|Arango Isaza, Raphael - Universidad Del Rosario, Columbia|
|Diaz-trujillo, Caucasella - Plant Research International - Netherlands|
|Dhillon, Braham - University Of British Columbia|
|Goodwin, Stephen - Steve|
|Kema, Gert - Plant Research International - Netherlands|
Submitted to: Popular Publication
Publication Type: Popular Publication
Publication Acceptance Date: 4/11/2018
Publication Date: 6/12/2018
Citation: Arango Isaza, R.E., Diaz-Trujillo, C., Dhillon, B., Goodwin, S.B., Kema, G. 2018. How can we protect bananas? Biomedical Science Journal for Teens. Available: http://www.sciencejournalforkids.org/uploads/5/4/2/8/54289603/fungus_genome_article.pdf.
Interpretive Summary: N/A
Technical Abstract: A fungal disease, called Black Sigatoka, is threatening banana crops worldwide. The reason for this is the lack of genetic diversity in commercial bananas - the Cavendish - as all of these bananas are clones.
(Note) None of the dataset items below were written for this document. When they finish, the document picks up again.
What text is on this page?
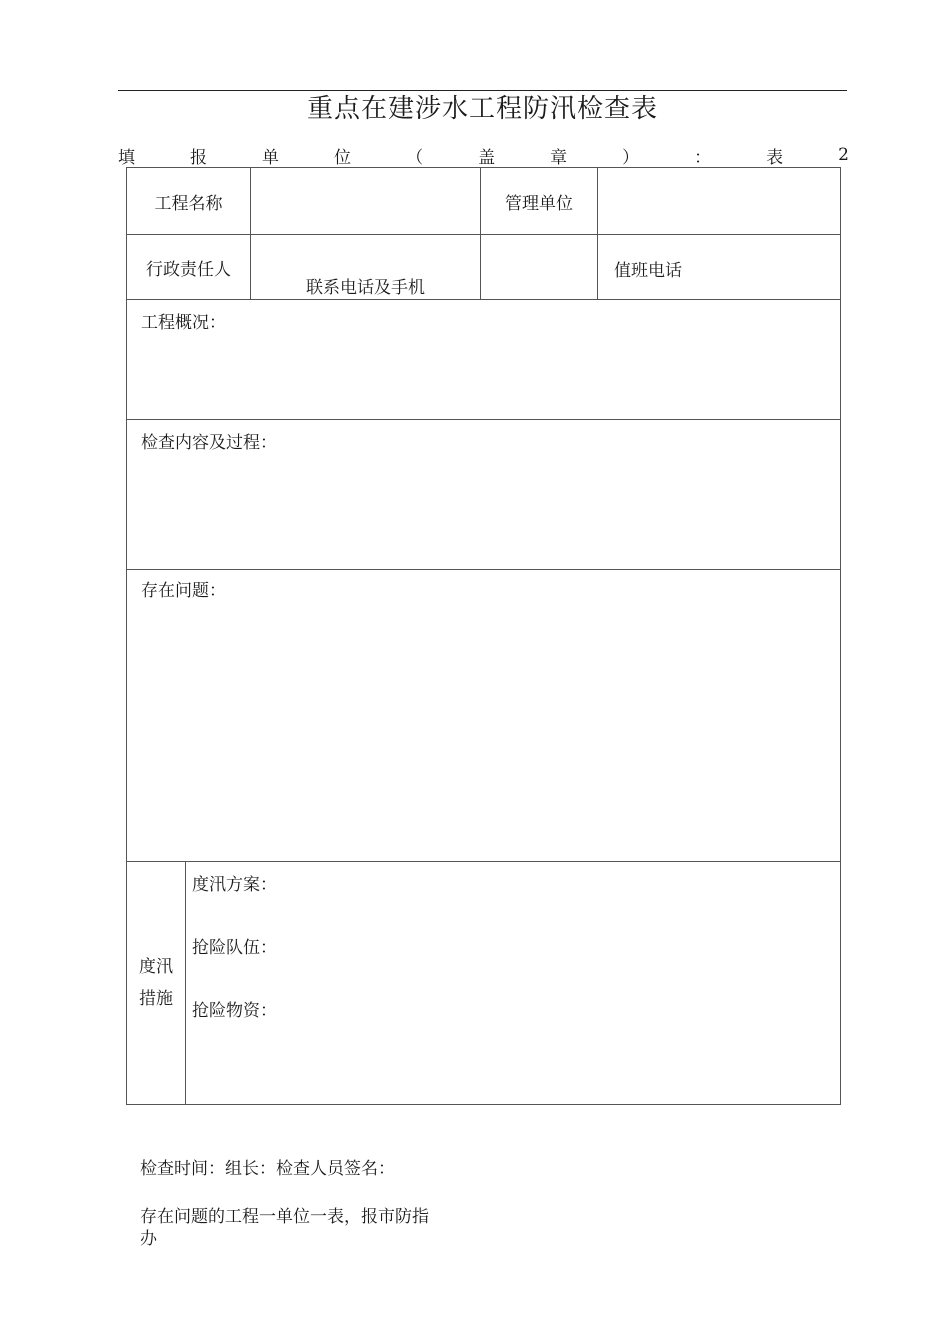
重点在建涉水工程防汛检查表
填	报	单	位	（	盖	章	）	：	表	2
工程名称			管理单位	

行政责任人		联系电话及手机		值班电话

工程概况：				

检查内容及过程：				

存在问题：				

度汛
措施	度汛方案：
抢险队伍：
抢险物资：			
检查时间：组长：检查人员签名：
存在问题的工程一单位一表，报市防指
办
So any disease that can kill one of them can kill them all. And this is the case with Black Sigatoka. Farmers can protect their crops by applying chemicals that kill fungi but this raises production costs and is bad for the environment. To better understand the problem, we explored the relationship between bananas and its pathogen. We found that due to continuous chemical spraying, most of the tested strains of the fungus that causes Black Sigatoka have developed resistance to the chemicals that are supposed to control them. We showed that wild resistant bananas carry resistance genes to Black Sigatoka that work by detecting a specific protein in the fungus. This is a very exciting discovery: disease resistance genes could be used to save the banana industry.